Bud, I'll try to find him and say hello. This will be my first festival so I am not sure what to expect, but I can't wait.

----------


## Roydw3

Heading to Andrews in just a few minutes...I am excited as this will be my first Bluegrass festival since I was a little boy...and I haven't been little in a long time...and my first festival as a "player"...it is thrilling...and I will enjoy it...tomorrow is an all day event so that too will be exciting...I wish you guys could be here in West Texas

----------


## Roydw3

Ok, it was pretty good...there weren't many there...I understand that the bulk of people will come on Saturday. I enjoyed it and it was low key. I didn't really talk to anyone...everyone seemed to be in their own little groups and reuniting with old friends and I didn't want to interupt. 

I was surprised that so many of the mando players were playing Michael Kellys...after so many negative comments on this site...even though there are others who praise it for the beginner, I was surprised that these regional band players weren't holding Gibson, or other big name brand...

This is my question, do they play the MK at the festival and leave their number one mando at home...or when you go to a festival, do you take your best when you are on stage...the guitar players were playing martins and gibsons, is it because the mandolin is more fragile...I am a rookie and am just curious

thanks

----------


## Roydw3

Today it was much better...the bands were really good and there were a variety of quality mandos...Weber, some small builders, Ratliff, and others...the best sounding was a Ratliff played by a 10 year old kid in the family band "Triple L" ...they won some contest in Branson a week or so ago...they were good too...I had fun and enjoyed the time at my first festival...I came home early because I have work to do...the only thing I didn't like is that every where I turned people were smoking...my allergies couldn't handle it and I have a bad headache. Does everyone in bluegrass smoke? (yes, that is overstated...but you get the point)...I'll put some pictures up later.

----------


## Coy Wylie

Triple-L is a good family band. If I remember right, the youngest son plays mando. His older brother is quite the banjo picker though. 

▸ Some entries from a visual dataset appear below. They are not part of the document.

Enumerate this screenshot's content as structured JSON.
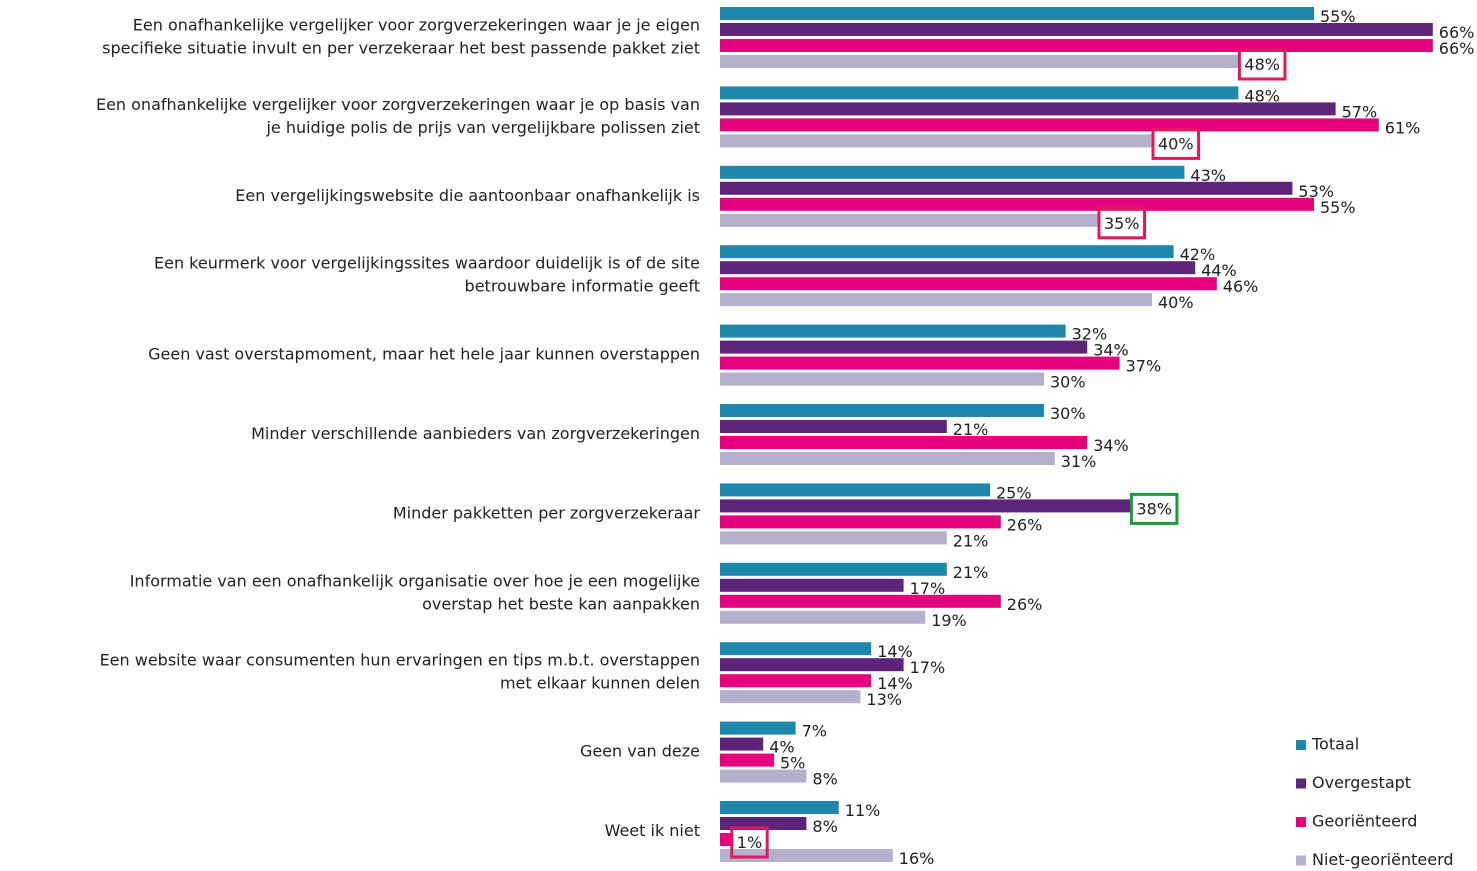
{
  "chart_data": {
    "type": "bar",
    "orientation": "horizontal",
    "categories": [
      [
        "Een onafhankelijke vergelijker voor zorgverzekeringen waar je je eigen",
        "specifieke situatie invult en per verzekeraar het best passende pakket ziet"
      ],
      [
        "Een onafhankelijke vergelijker voor zorgverzekeringen waar je op basis van",
        "je huidige polis de prijs van vergelijkbare polissen ziet"
      ],
      [
        "Een vergelijkingswebsite die aantoonbaar onafhankelijk is"
      ],
      [
        "Een keurmerk voor vergelijkingssites waardoor duidelijk is of de site",
        "betrouwbare informatie geeft"
      ],
      [
        "Geen vast overstapmoment, maar het hele jaar kunnen overstappen"
      ],
      [
        "Minder verschillende aanbieders van zorgverzekeringen"
      ],
      [
        "Minder pakketten per zorgverzekeraar"
      ],
      [
        "Informatie van een onafhankelijk organisatie over hoe je een mogelijke",
        "overstap het beste kan aanpakken"
      ],
      [
        "Een website waar consumenten hun ervaringen en tips m.b.t. overstappen",
        "met elkaar kunnen delen"
      ],
      [
        "Geen van deze"
      ],
      [
        "Weet ik niet"
      ]
    ],
    "series": [
      {
        "name": "Totaal",
        "color": "#1e87ab",
        "values": [
          55,
          48,
          43,
          42,
          32,
          30,
          25,
          21,
          14,
          7,
          11
        ],
        "value_labels": [
          "55%",
          "48%",
          "43%",
          "42%",
          "32%",
          "30%",
          "25%",
          "21%",
          "14%",
          "7%",
          "11%"
        ]
      },
      {
        "name": "Overgestapt",
        "color": "#5e2479",
        "values": [
          66,
          57,
          53,
          44,
          34,
          21,
          38,
          17,
          17,
          4,
          8
        ],
        "value_labels": [
          "66%",
          "57%",
          "53%",
          "44%",
          "34%",
          "21%",
          "38%",
          "17%",
          "17%",
          "4%",
          "8%"
        ]
      },
      {
        "name": "Georiënteerd",
        "color": "#e5007d",
        "values": [
          66,
          61,
          55,
          46,
          37,
          34,
          26,
          26,
          14,
          5,
          1
        ],
        "value_labels": [
          "66%",
          "61%",
          "55%",
          "46%",
          "37%",
          "34%",
          "26%",
          "26%",
          "14%",
          "5%",
          "1%"
        ]
      },
      {
        "name": "Niet-georiënteerd",
        "color": "#b4b1ce",
        "values": [
          48,
          40,
          35,
          40,
          30,
          31,
          21,
          19,
          13,
          8,
          16
        ],
        "value_labels": [
          "48%",
          "40%",
          "35%",
          "40%",
          "30%",
          "31%",
          "21%",
          "19%",
          "13%",
          "8%",
          "16%"
        ]
      }
    ],
    "xlim": [
      0,
      70
    ],
    "highlights": [
      {
        "series": 3,
        "index": 0,
        "color": "#e0195c"
      },
      {
        "series": 3,
        "index": 1,
        "color": "#e0195c"
      },
      {
        "series": 3,
        "index": 2,
        "color": "#e0195c"
      },
      {
        "series": 2,
        "index": 10,
        "color": "#e0195c"
      },
      {
        "series": 1,
        "index": 6,
        "color": "#1e9a3c"
      }
    ],
    "legend": "bottom-right"
  }
}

What other regional bands were there?

----------


## Roydw3

Yes, the brother that sang lead and played guitar was good. The brother that played banjo was great. In fact, he played with 6 or 7 other bands that asked him to sit in with them. He probably played 7 or 8 hours on Saturday and probably 3 on Friday. He was going to play about 3 today too, but I didn't go today. They were really good.

----------


## Roydw3

The bands were: Sandhills, Triple L (my favorite), West Texas Watchman (religious vocal group didn't play instruments and sang to a tape - I didn't care for it...I wanted to hear bluegrass); Texas Country; Kays Brothers; Daybreak Express; Desert Willow; Pecos Valley; Concho Grass...and a couple of others. The highlight was the Triple L and there was a girl who played with Concho Grass that was an incredible fiddle player. There was a group from Las Cruces that was a little different...I would say they were more folk music...they were pretty good and it was interesting to have something different. Of Course, Bill Myrick, who once played with Bill Monroe, and who has a weekly Sunday night radio show, was the emcee. He rambles when he talks, but it was pretty cool to see him. I have a bunch of pictures, but I don't know how to post them.

----------


## Coy Wylie

Hey Denny, 

The young lady you mentioned who plays a hot fiddle is Christina Ridgeway. She is a tremendous young fiddler. She and I picked for several hours at the Tulia festival a month or so ago. Wonderful gal!

----------


## Roydw3

Yes, that is right...I found my handout with all the band descriptions. She played mocking bird and did a good job although is was slower than many play it, I was impressed. Ricky Boen and Texas Mud when they play mocking bird, Ricky flies. They have been up in Branson for some time now. I they are doing well. I really miss them being in the area. We used to go out to their house at least once a year, eat barbque and listen to them play (my wife used to do some of the bookkeeping for Ricky's father - who is part of the band). Anyway, Christian was really good and people flocked to her. 

As I mentioned before, I liked Triple L quite a bit. It was interesting to me that there were several bands that were young kids and family acts with young kids. They seemed to do a better job than some of the all adult bands (I say that to keep from saying they were old). While I am a beginner on Mandolin, I do play some bass, guitar, and drums. But these kids blow me away. 

Speaking of kids, my son's birthday is today...I gave him a new guitar. He has been after me to teach him. I keep putting it off because he is the quarterback and safety on his football team, and he is the point guard or 2 guard on the basketball team. He is too busy. I don't want him to suffer in his school work. My two girls both have toy/beginner guitars that they bang around on...the older of the two is a piano player, as is my wife. I would love to be able to have a "family band", not to tour or do shows with, but just for fun. The youngest is just four, but she already is playing the drums. She mostly makes noise, but she can keep rythm and she can make her hands and feet do different things...she has the right temperment too...which scares me...she is going to cause me to age quickly. ha ha ha

thanks for the feeback

----------